The bone hunters

Published September 1, 2018
irfan.husain@gmail.com
irfan.husain@gmail.com

SANSKRIT has always intrigued me, partly because it shares so much grammar and vocabulary with a number of European and South Asian languages.

But for me, it’s more personal: my father did his doctorate in Sanskrit at Sorbonne University in Paris, probably the first Muslim to do so in pre-Partition India. The subject of his thesis was Society in Sanskrit Drama.

With these qualifications, he was the logical choice to set and mark the Sanskrit paper in the civil service exam that was offered as an optional subject in the early years of Pakistan. My mother finally confessed a few years after my father left us that she had manipulated some of the results.

Mass movements changed the face of the world.

Giggling, she recounted how, when her husband had gone to sleep after marking the answers, she would look for candidates who were failing by a few marks. And if any were short by one or two, she would add them to the total, without my father being any the wiser. She lived with her secret for many years, knowing how furious her husband — a stickler for the rules — would have been had he found out.

But what has renewed my interest in Sanskrit in the last few days is a book I was given a couple of months ago, and was sitting patiently in a stack I have to get around to. While the title was intriguing (Who We Are and How We Got Here), the subtitle (Ancient DNA and the New Science of the Human Past) slightly put me off with its faint threat of heavy scientific jargon.

How wrong I was. The author, David Reich, is blessed with a fluent style that makes it a joy to follow his global and historical exploration of the mass movement of people over tens of thousands of years. Genomics, or the study of human genes, was until recently a niche science, but with advances made in the extraction of DNA from ancient bones, it has become a key tool in studying how migrations and conquests have shaped today’s demographics. It also tells us something about the inequalities and social structures that existed in pre-history.

My father writes in his memoir Gard-i-Rah (‘Dust of the Road’) about being taken to a gypsy camp by his Spanish hosts, and being surprised by the number of Sanskrit/Hindi words he recognised. Since then, of course, research has confirmed that this community made its way to Europe from north India around the 16th century.

But far more established European languages like Latin and its derivatives such as French, Spanish and a clutch of others share much with Sanskrit. According to Reich and his team’s research, there were two major waves of migrations of farmers and pastoralists who travelled from the Anatolian plateau and Iran.

The first occurred around 9,000 years ago when Iranian farmers headed into India, and set up home at Mehrgarh in Balochistan where they introduced new farming techniques. Others went north and south, spreading their Central Asian culture and language. The same period saw a wave of Anatolian farmers spread westward into much of west Europe.

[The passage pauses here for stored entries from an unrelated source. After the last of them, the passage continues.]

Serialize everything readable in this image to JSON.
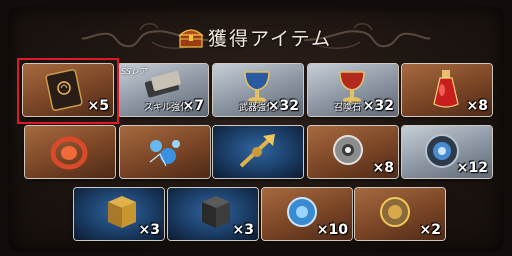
{
  "header": {
    "title": "獲得アイテム"
  },
  "items": [
    {
      "quantity": "×5",
      "icon": "spellbook-icon"
    },
    {
      "tag": "SSレア",
      "name": "スキル強化",
      "quantity": "×7",
      "icon": "skill-scroll-icon"
    },
    {
      "name": "武器強化",
      "quantity": "×32",
      "icon": "blue-chalice-icon"
    },
    {
      "name": "召喚石",
      "quantity": "×32",
      "icon": "red-chalice-icon"
    },
    {
      "quantity": "×8",
      "icon": "red-potion-icon"
    },
    {
      "quantity": "",
      "icon": "red-gem-ring-icon"
    },
    {
      "quantity": "",
      "icon": "blue-crystal-icon"
    },
    {
      "quantity": "",
      "icon": "golden-weapon-icon"
    },
    {
      "quantity": "×8",
      "icon": "silver-orb-icon"
    },
    {
      "quantity": "×12",
      "icon": "blue-medallion-icon"
    },
    {
      "quantity": "×3",
      "icon": "gold-cube-icon"
    },
    {
      "quantity": "×3",
      "icon": "dark-cube-icon"
    },
    {
      "quantity": "×10",
      "icon": "blue-rune-orb-icon"
    },
    {
      "quantity": "×2",
      "icon": "golden-rune-orb-icon"
    }
  ],
  "colors": {
    "selection": "#e0192a",
    "panel": "#1c1410"
  }
}
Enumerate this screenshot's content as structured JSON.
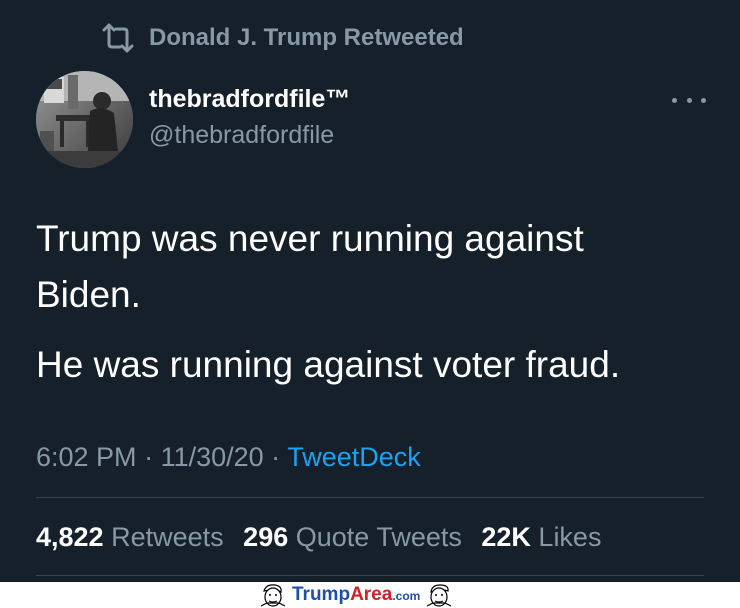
{
  "retweet": {
    "icon": "retweet-icon",
    "text": "Donald J. Trump Retweeted"
  },
  "author": {
    "display_name": "thebradfordfile™",
    "handle": "@thebradfordfile",
    "avatar": "avatar-photo"
  },
  "more_icon": "more-options-icon",
  "tweet": {
    "line1": "Trump was never running against Biden.",
    "line2": "He was running against voter fraud."
  },
  "meta": {
    "time": "6:02 PM",
    "sep1": " · ",
    "date": "11/30/20",
    "sep2": " · ",
    "source": "TweetDeck"
  },
  "stats": {
    "retweets_count": "4,822",
    "retweets_label": "Retweets",
    "quotes_count": "296",
    "quotes_label": "Quote Tweets",
    "likes_count": "22K",
    "likes_label": "Likes"
  },
  "watermark": {
    "part1": "Trump",
    "part2": "Area",
    "part3": ".com"
  },
  "colors": {
    "background": "#15202b",
    "secondary_text": "#8899a6",
    "link": "#1da1f2",
    "divider": "#38444d"
  }
}
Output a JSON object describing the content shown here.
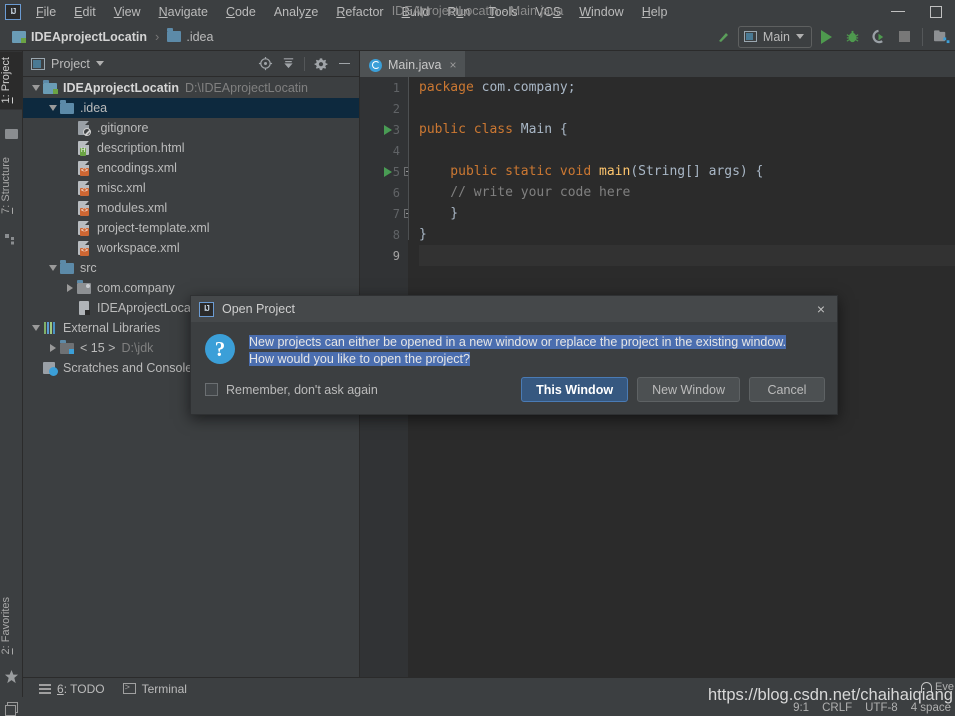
{
  "titlebar": {
    "logo": "IJ",
    "window_title": "IDEAprojectLocatin - Main.java",
    "menu": [
      {
        "pre": "",
        "u": "F",
        "post": "ile"
      },
      {
        "pre": "",
        "u": "E",
        "post": "dit"
      },
      {
        "pre": "",
        "u": "V",
        "post": "iew"
      },
      {
        "pre": "",
        "u": "N",
        "post": "avigate"
      },
      {
        "pre": "",
        "u": "C",
        "post": "ode"
      },
      {
        "pre": "Analy",
        "u": "z",
        "post": "e"
      },
      {
        "pre": "",
        "u": "R",
        "post": "efactor"
      },
      {
        "pre": "",
        "u": "B",
        "post": "uild"
      },
      {
        "pre": "R",
        "u": "u",
        "post": "n"
      },
      {
        "pre": "",
        "u": "T",
        "post": "ools"
      },
      {
        "pre": "VC",
        "u": "S",
        "post": ""
      },
      {
        "pre": "",
        "u": "W",
        "post": "indow"
      },
      {
        "pre": "",
        "u": "H",
        "post": "elp"
      }
    ],
    "minimize_label": "Minimize",
    "maximize_label": "Maximize"
  },
  "navbar": {
    "breadcrumbs": [
      {
        "label": "IDEAprojectLocatin",
        "bold": true,
        "icon": "module-icon"
      },
      {
        "label": ".idea",
        "bold": false,
        "icon": "folder-icon"
      }
    ],
    "separator": "›",
    "run_config": "Main",
    "buttons": {
      "build": "Build",
      "run": "Run",
      "debug": "Debug",
      "run_coverage": "Run with Coverage",
      "stop": "Stop",
      "project_structure": "Project Structure"
    }
  },
  "left_strip": {
    "tabs": [
      {
        "num": "1",
        "label": ": Project",
        "active": true
      },
      {
        "num": "7",
        "label": ": Structure",
        "active": false
      },
      {
        "num": "2",
        "label": ": Favorites",
        "active": false
      }
    ]
  },
  "project_panel": {
    "title": "Project",
    "actions": [
      "locate-icon",
      "collapse-all-icon",
      "settings-icon",
      "hide-icon"
    ],
    "tree": [
      {
        "indent": 0,
        "arrow": "down",
        "icon": "module-root",
        "label": "IDEAprojectLocatin",
        "bold": true,
        "path": "D:\\IDEAprojectLocatin",
        "selected": false
      },
      {
        "indent": 1,
        "arrow": "down",
        "icon": "folder",
        "label": ".idea",
        "bold": false,
        "path": "",
        "selected": true
      },
      {
        "indent": 2,
        "arrow": "none",
        "icon": "gitignore",
        "label": ".gitignore",
        "bold": false,
        "path": "",
        "selected": false
      },
      {
        "indent": 2,
        "arrow": "none",
        "icon": "html",
        "label": "description.html",
        "bold": false,
        "path": "",
        "selected": false
      },
      {
        "indent": 2,
        "arrow": "none",
        "icon": "xml",
        "label": "encodings.xml",
        "bold": false,
        "path": "",
        "selected": false
      },
      {
        "indent": 2,
        "arrow": "none",
        "icon": "xml",
        "label": "misc.xml",
        "bold": false,
        "path": "",
        "selected": false
      },
      {
        "indent": 2,
        "arrow": "none",
        "icon": "xml",
        "label": "modules.xml",
        "bold": false,
        "path": "",
        "selected": false
      },
      {
        "indent": 2,
        "arrow": "none",
        "icon": "xml",
        "label": "project-template.xml",
        "bold": false,
        "path": "",
        "selected": false
      },
      {
        "indent": 2,
        "arrow": "none",
        "icon": "xml",
        "label": "workspace.xml",
        "bold": false,
        "path": "",
        "selected": false
      },
      {
        "indent": 1,
        "arrow": "down",
        "icon": "folder",
        "label": "src",
        "bold": false,
        "path": "",
        "selected": false
      },
      {
        "indent": 2,
        "arrow": "right",
        "icon": "package",
        "label": "com.company",
        "bold": false,
        "path": "",
        "selected": false
      },
      {
        "indent": 2,
        "arrow": "none",
        "icon": "iml",
        "label": "IDEAprojectLocatin.iml",
        "bold": false,
        "path": "",
        "selected": false
      },
      {
        "indent": 0,
        "arrow": "down",
        "icon": "libraries",
        "label": "External Libraries",
        "bold": false,
        "path": "",
        "selected": false
      },
      {
        "indent": 1,
        "arrow": "right",
        "icon": "jdk",
        "label": "< 15 >",
        "bold": false,
        "path": "D:\\jdk",
        "selected": false
      },
      {
        "indent": 0,
        "arrow": "none",
        "icon": "scratches",
        "label": "Scratches and Consoles",
        "bold": false,
        "path": "",
        "selected": false
      }
    ]
  },
  "editor": {
    "tab": {
      "label": "Main.java",
      "close": "×",
      "icon": "java-class-icon"
    },
    "lines": [
      {
        "num": "1",
        "run": false,
        "fold": "none",
        "current": false,
        "tokens": [
          {
            "t": "package ",
            "c": "kw"
          },
          {
            "t": "com.company;",
            "c": "plain"
          }
        ]
      },
      {
        "num": "2",
        "run": false,
        "fold": "none",
        "current": false,
        "tokens": []
      },
      {
        "num": "3",
        "run": true,
        "fold": "none",
        "current": false,
        "tokens": [
          {
            "t": "public class ",
            "c": "kw"
          },
          {
            "t": "Main {",
            "c": "plain"
          }
        ]
      },
      {
        "num": "4",
        "run": false,
        "fold": "none",
        "current": false,
        "tokens": []
      },
      {
        "num": "5",
        "run": true,
        "fold": "open",
        "current": false,
        "tokens": [
          {
            "t": "    public static void ",
            "c": "kw"
          },
          {
            "t": "main",
            "c": "fn"
          },
          {
            "t": "(String[] args) {",
            "c": "plain"
          }
        ]
      },
      {
        "num": "6",
        "run": false,
        "fold": "none",
        "current": false,
        "tokens": [
          {
            "t": "    // write your code here",
            "c": "cmt"
          }
        ]
      },
      {
        "num": "7",
        "run": false,
        "fold": "close",
        "current": false,
        "tokens": [
          {
            "t": "    }",
            "c": "plain"
          }
        ]
      },
      {
        "num": "8",
        "run": false,
        "fold": "none",
        "current": false,
        "tokens": [
          {
            "t": "}",
            "c": "plain"
          }
        ]
      },
      {
        "num": "9",
        "run": false,
        "fold": "none",
        "current": true,
        "tokens": []
      }
    ]
  },
  "dialog": {
    "logo": "IJ",
    "title": "Open Project",
    "close": "×",
    "message_line1": "New projects can either be opened in a new window or replace the project in the existing window.",
    "message_line2": "How would you like to open the project?",
    "checkbox_label": "Remember, don't ask again",
    "checkbox_checked": false,
    "buttons": [
      {
        "label": "This Window",
        "primary": true
      },
      {
        "label": "New Window",
        "primary": false
      },
      {
        "label": "Cancel",
        "primary": false
      }
    ],
    "accent_selection_color": "#4b6eaf",
    "primary_button_color": "#365880"
  },
  "bottom_bar": {
    "items": [
      {
        "num": "6",
        "label": ": TODO",
        "icon": "todo-icon"
      },
      {
        "num": "",
        "label": "Terminal",
        "icon": "terminal-icon"
      }
    ]
  },
  "status_bar": {
    "caret": "9:1",
    "line_separator": "CRLF",
    "encoding": "UTF-8",
    "indent": "4 space",
    "event_log": "Eve",
    "window_icon": "split-window-icon"
  },
  "watermark": {
    "text": "https://blog.csdn.net/chaihaiqiang"
  }
}
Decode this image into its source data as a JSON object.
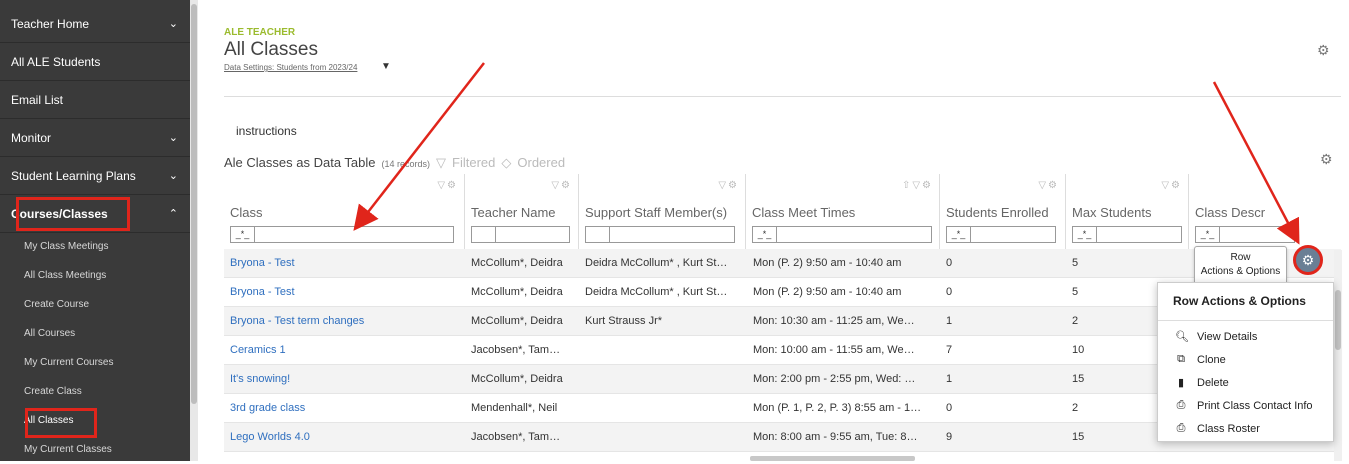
{
  "sidebar": {
    "items": [
      {
        "label": "Teacher Home",
        "chevron": "v"
      },
      {
        "label": "All ALE Students",
        "chevron": ""
      },
      {
        "label": "Email List",
        "chevron": ""
      },
      {
        "label": "Monitor",
        "chevron": "v"
      },
      {
        "label": "Student Learning Plans",
        "chevron": "v"
      },
      {
        "label": "Courses/Classes",
        "chevron": "^"
      }
    ],
    "subitems": [
      "My Class Meetings",
      "All Class Meetings",
      "Create Course",
      "All Courses",
      "My Current Courses",
      "Create Class",
      "All Classes",
      "My Current Classes"
    ]
  },
  "header": {
    "brand": "ALE TEACHER",
    "title": "All Classes",
    "data_settings": "Data Settings: Students from 2023/24"
  },
  "instructions": "instructions",
  "table": {
    "title": "Ale Classes as Data Table",
    "count": "(14 records)",
    "filtered": "Filtered",
    "ordered": "Ordered",
    "filter_op": "_*_",
    "columns": [
      "Class",
      "Teacher Name",
      "Support Staff Member(s)",
      "Class Meet Times",
      "Students Enrolled",
      "Max Students",
      "Class Descr"
    ],
    "rows": [
      [
        "Bryona - Test",
        "McCollum*, Deidra",
        "Deidra McCollum* , Kurt St…",
        "Mon (P. 2) 9:50 am - 10:40 am",
        "0",
        "5"
      ],
      [
        "Bryona - Test",
        "McCollum*, Deidra",
        "Deidra McCollum* , Kurt St…",
        "Mon (P. 2) 9:50 am - 10:40 am",
        "0",
        "5"
      ],
      [
        "Bryona - Test term changes",
        "McCollum*, Deidra",
        "Kurt Strauss Jr*",
        "Mon: 10:30 am - 11:25 am, We…",
        "1",
        "2"
      ],
      [
        "Ceramics 1",
        "Jacobsen*, Tam…",
        "",
        "Mon: 10:00 am - 11:55 am, We…",
        "7",
        "10"
      ],
      [
        "It's snowing!",
        "McCollum*, Deidra",
        "",
        "Mon: 2:00 pm - 2:55 pm, Wed: …",
        "1",
        "15"
      ],
      [
        "3rd grade class",
        "Mendenhall*, Neil",
        "",
        "Mon (P. 1, P. 2, P. 3) 8:55 am - 1…",
        "0",
        "2"
      ],
      [
        "Lego Worlds 4.0",
        "Jacobsen*, Tam…",
        "",
        "Mon: 8:00 am - 9:55 am, Tue: 8…",
        "9",
        "15"
      ]
    ]
  },
  "tooltip": {
    "line1": "Row",
    "line2": "Actions & Options"
  },
  "popup": {
    "title": "Row Actions & Options",
    "items": [
      {
        "icon": "search-icon",
        "label": "View Details"
      },
      {
        "icon": "clone-icon",
        "label": "Clone"
      },
      {
        "icon": "trash-icon",
        "label": "Delete"
      },
      {
        "icon": "print-icon",
        "label": "Print Class Contact Info"
      },
      {
        "icon": "print-icon",
        "label": "Class Roster"
      }
    ]
  },
  "colors": {
    "accent_green": "#9bbb2e",
    "link_blue": "#2f6fbf",
    "highlight_red": "#e0251b",
    "sidebar_bg": "#3a3a3a"
  }
}
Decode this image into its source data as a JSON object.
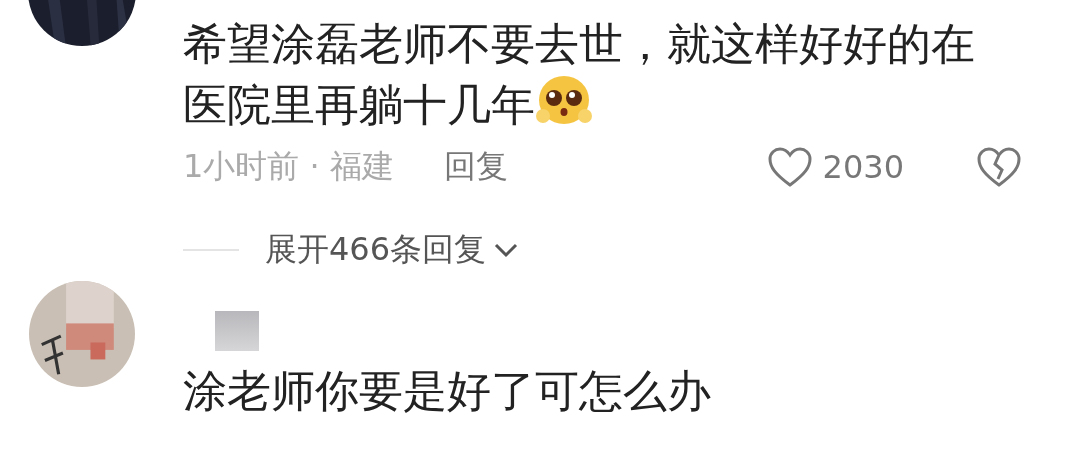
{
  "comments": [
    {
      "avatar": {
        "kind": "dark-picture"
      },
      "text": "希望涂磊老师不要去世，就这样好好的在医院里再躺十几年",
      "has_emoji": true,
      "time": "1小时前 · 福建",
      "reply": "回复",
      "likes": "2030",
      "expand": "展开466条回复"
    },
    {
      "avatar": {
        "kind": "light-picture"
      },
      "username_redacted": true,
      "text": "涂老师你要是好了可怎么办"
    }
  ]
}
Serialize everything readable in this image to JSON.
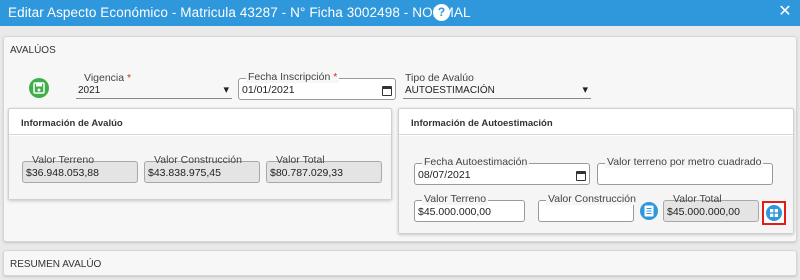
{
  "window": {
    "title": "Editar Aspecto Económico - Matricula 43287 - N° Ficha 3002498 - NORMAL",
    "help_icon_glyph": "?",
    "close_icon_glyph": "✕"
  },
  "avaluos": {
    "header": "AVALÚOS",
    "vigencia": {
      "label": "Vigencia",
      "required_mark": "*",
      "value": "2021"
    },
    "fecha_inscripcion": {
      "label": "Fecha Inscripción",
      "required_mark": "*",
      "value": "01/01/2021"
    },
    "tipo_avaluo": {
      "label": "Tipo de Avalúo",
      "value": "AUTOESTIMACIÓN"
    },
    "informacion_avaluo": {
      "title": "Información de Avalúo",
      "valor_terreno": {
        "label": "Valor Terreno",
        "value": "$36.948.053,88"
      },
      "valor_construccion": {
        "label": "Valor Construcción",
        "value": "$43.838.975,45"
      },
      "valor_total": {
        "label": "Valor Total",
        "value": "$80.787.029,33"
      }
    },
    "informacion_autoestimacion": {
      "title": "Información de Autoestimación",
      "fecha_autoestimacion": {
        "label": "Fecha Autoestimación",
        "value": "08/07/2021"
      },
      "valor_terreno_m2": {
        "label": "Valor terreno por metro cuadrado",
        "value": ""
      },
      "valor_terreno": {
        "label": "Valor Terreno",
        "value": "$45.000.000,00"
      },
      "valor_construccion": {
        "label": "Valor Construcción",
        "value": ""
      },
      "valor_total": {
        "label": "Valor Total",
        "value": "$45.000.000,00"
      }
    }
  },
  "resumen": {
    "header": "RESUMEN AVALÚO"
  },
  "colors": {
    "titlebar": "#2f97db",
    "save_button": "#3fae4b",
    "action_button": "#2f97db",
    "required": "#d9291c",
    "highlight_border": "#e21b1b"
  },
  "chevron_glyph": "▾"
}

In the second wave, around 5,000 years ago, Yamnaya pastoralists spread west into Central Europe, while another group are believed to have entered north India, forming the Indus Valley civilisation. All these groups shared certain linguistic characteristics that formed the basis of the mother Indo-European language. Exactly why these mass movements happened is still a mystery, but they changed the face of the world.

Reich and his colleagues ran into a potential minefield in discussions with their Indian counterparts when they brought up the subject of two invasions, one from the west, and the other from the north. Thus, South Asia has seen at least five different waves of pale-skinned conquerors (Iranian, Yamnaya, Afghan, Mughal and the British). Diplomati­cally, Reich managed to finesse this difficulty and proceeded with his groundbreaking research.

One of Reich’s findings was the presence of large numbers of what he terms ‘population bottlenecks’. These occur when groups do not marry outside their communities for long periods, and relatively small numbers breed many children. Mutations in the DNA are thus carried forward, bearing telltale signs. While these have been spotted in other regions as well, they are specially marked in India.

Reich urges us not to think of India as a country with a huge population, but as being composed of large number of small populations. Clearly, the caste system has much to do with this biological oddity. With its four main castes and thousands of sub-castes, Hinduism has a rigid hierarchy that persists to this day.

The ongoing worldwide concerns and political turmoil over migration overlooks the fact that almost all population groups were formed over the millennia by the movement of people. Of course, there were no borders or passports in those days, but that early commingling of languages, ideas and technology has shaped our world as we know it.